Hinterbliebene der Germanwings-Tragödie haben noch immer keine Klarheit

Natürlich fragen wir uns, wieso durfte ein derart suizidgefährdeter Mensch eine Passagiermaschine fliegen? Wie kam es dazu? Was ereignete sich im Vorfeld? Welche gefährliche Rolle spielte (und spielt weiterhin) die Schweigepflicht der Ärzte?

Ich möchte wie viele Angehörige wissen, wo, bei welcher Person oder welcher Behörde diesbezügliche Fehlverhalten bzw. Unterlassungen auftraten. Sie sollen benannt und analysiert werden, damit die Wahrscheinlichkeit, dass sich solch eine Katastrophe wiederholt, auf ein Minimum reduziert wird.
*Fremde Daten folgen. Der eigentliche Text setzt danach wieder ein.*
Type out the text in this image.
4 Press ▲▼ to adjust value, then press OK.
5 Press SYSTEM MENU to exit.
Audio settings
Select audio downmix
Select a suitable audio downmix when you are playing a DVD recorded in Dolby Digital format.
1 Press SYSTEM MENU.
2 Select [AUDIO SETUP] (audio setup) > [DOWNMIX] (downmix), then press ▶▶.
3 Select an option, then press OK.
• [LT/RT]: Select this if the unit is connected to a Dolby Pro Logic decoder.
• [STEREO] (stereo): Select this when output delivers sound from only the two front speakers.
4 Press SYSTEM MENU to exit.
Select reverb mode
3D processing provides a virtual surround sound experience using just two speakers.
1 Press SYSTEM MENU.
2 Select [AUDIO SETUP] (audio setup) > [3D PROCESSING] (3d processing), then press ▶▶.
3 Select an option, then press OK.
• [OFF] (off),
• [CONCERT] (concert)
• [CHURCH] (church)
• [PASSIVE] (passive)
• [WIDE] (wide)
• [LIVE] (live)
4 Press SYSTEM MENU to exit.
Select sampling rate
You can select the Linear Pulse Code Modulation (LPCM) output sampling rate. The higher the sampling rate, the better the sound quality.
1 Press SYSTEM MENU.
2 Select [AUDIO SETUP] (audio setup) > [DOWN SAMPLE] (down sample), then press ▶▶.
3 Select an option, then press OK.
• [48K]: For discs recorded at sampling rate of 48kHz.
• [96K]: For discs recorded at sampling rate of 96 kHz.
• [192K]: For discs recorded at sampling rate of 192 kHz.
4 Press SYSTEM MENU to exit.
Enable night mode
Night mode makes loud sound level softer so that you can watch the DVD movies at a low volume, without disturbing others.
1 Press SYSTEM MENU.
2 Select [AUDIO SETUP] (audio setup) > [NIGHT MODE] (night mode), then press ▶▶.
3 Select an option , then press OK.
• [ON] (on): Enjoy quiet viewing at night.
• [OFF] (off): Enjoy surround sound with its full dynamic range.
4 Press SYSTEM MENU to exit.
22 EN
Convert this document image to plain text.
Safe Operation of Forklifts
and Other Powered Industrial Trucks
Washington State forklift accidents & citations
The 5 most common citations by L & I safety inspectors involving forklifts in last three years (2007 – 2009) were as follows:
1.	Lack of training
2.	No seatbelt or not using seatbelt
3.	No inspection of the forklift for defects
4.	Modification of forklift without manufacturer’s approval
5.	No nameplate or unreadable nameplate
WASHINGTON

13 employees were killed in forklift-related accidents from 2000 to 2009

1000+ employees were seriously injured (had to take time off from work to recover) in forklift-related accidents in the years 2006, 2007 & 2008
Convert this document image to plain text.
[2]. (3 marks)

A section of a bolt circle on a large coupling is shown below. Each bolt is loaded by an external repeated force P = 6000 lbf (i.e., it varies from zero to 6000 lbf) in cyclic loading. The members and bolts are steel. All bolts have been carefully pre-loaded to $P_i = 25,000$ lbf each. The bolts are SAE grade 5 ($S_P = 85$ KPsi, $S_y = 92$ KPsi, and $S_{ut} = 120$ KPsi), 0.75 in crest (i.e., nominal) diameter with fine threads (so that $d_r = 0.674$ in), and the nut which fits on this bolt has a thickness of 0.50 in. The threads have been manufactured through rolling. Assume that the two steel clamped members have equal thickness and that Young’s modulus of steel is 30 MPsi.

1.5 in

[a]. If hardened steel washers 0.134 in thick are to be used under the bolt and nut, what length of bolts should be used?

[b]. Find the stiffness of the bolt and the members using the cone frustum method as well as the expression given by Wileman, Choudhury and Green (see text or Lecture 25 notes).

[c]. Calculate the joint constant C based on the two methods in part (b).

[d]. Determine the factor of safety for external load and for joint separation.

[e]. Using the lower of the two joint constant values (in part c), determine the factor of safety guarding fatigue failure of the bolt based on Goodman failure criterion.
Dagegen ermittelte die Staatsanwaltschaft in Düsseldorf als alleinigen Schuldigen den Copiloten Andreas Lubitz. Sie stellte das Verfahren Anfang des Jahres kurzerhand ein, obwohl wir Hinterbliebenen noch immer keine Klarheit darüber haben, wie es überhaupt dazu kam, dass ein derart psychisch labiler Copilot ins Cockpit gelangte.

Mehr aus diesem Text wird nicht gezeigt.